The amygdala is Wolffish's safety gate. Every tool call passes through it before execution. It has zero hardcoded patterns — all danger and confirm patterns are loaded from SKILL.md files via the cerebellum.

## How It Works

When the LLM produces a tool call, the amygdala constructs a match string:

```
toolName + " " + JSON.stringify(args)
```

This string is tested against all registered patterns.
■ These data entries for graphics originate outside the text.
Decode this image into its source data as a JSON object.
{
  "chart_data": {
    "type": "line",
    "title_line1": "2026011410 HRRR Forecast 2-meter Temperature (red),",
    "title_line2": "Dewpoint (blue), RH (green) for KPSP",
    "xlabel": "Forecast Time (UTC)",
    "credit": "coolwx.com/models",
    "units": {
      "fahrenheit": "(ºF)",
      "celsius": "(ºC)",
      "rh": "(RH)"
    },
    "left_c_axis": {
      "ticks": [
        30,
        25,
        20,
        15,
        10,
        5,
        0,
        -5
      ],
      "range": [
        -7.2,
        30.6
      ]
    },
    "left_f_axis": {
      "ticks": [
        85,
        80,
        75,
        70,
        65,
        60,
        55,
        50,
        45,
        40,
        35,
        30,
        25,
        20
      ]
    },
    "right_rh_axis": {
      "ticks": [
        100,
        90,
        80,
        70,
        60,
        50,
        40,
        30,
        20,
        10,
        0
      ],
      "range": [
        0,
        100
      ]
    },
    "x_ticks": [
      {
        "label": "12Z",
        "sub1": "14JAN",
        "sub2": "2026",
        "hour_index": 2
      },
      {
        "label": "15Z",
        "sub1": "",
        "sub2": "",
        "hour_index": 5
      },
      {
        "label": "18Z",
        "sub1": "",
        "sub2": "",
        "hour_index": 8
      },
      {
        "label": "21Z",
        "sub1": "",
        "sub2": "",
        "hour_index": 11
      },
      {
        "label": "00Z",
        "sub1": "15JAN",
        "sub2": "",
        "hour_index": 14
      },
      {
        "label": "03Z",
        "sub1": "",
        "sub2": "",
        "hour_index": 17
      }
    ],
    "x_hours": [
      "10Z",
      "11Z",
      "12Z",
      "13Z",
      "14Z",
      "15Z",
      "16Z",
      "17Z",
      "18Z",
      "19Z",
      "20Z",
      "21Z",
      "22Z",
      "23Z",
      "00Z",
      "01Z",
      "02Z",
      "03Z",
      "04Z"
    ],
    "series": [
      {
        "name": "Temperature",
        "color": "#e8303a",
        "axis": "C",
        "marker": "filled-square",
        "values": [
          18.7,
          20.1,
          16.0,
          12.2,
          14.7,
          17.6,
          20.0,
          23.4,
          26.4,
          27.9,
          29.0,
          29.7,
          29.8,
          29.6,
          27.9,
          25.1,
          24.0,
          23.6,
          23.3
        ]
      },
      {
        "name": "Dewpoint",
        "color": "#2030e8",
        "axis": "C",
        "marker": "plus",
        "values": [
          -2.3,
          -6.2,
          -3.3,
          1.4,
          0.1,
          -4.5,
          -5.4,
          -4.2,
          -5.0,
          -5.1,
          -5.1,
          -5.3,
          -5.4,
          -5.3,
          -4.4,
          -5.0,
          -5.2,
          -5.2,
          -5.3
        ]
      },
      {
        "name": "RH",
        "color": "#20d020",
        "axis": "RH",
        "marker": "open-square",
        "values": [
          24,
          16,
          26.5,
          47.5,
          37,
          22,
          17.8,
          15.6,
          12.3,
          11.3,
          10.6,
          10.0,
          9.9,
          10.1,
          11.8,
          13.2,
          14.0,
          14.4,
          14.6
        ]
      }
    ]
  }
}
The classification result determines what happens:

| Classification | Behavior                                                       |
| -------------- | -------------------------------------------------------------- |
| **safe**       | Tool executes immediately                                      |
| **confirm**    | Approval dialog shown in UI; execution waits for user response |
| **block**      | Tool call is denied; LLM receives a denial message             |

## Pattern Matching

Patterns are regex strings defined in SKILL.md frontmatter:

```yaml theme={null}
danger_patterns:
  - "rm -rf /"
  - "sudo rm"
  - "chmod 777"
  - "mkfs"
  - "dd if="

confirm_patterns:
  - "npm install"
  - "git push"
  - "docker rm"
  - "pip install"
```

## Pattern Priority

If a tool call matches both a danger pattern and a confirm pattern, **danger wins**. The priority order is: block > confirm > safe.

## The Approval Flow

When amygdala classifies a call as `confirm`:

1. An `safety.confirm` event is emitted on the corpus event bus
2. An IPC message is sent to the renderer process
3. The UI shows an approval card with the tool name, arguments, and approve/deny buttons
4. The amygdala waits via a Promise-based bridge
5. The user's decision (approve or deny) is returned
6. If approved, execution proceeds. If denied, the LLM receives a denial message

## Writing Good Patterns

Keep patterns specific enough to catch real dangers but broad enough to not miss variations. Test your patterns against the full match string format (`toolName + " " + JSON.stringify(args)`).

<Tip>
  When in doubt, use confirm patterns over danger patterns. It's better to ask the user than to silently block something they intended to do.
</Tip>

## Feedback Loop

When users approve or deny tool calls, the decision is recorded by basalganglia. Over time, this builds a preference history that the LLM can reference to understand what the user typically approves or denies.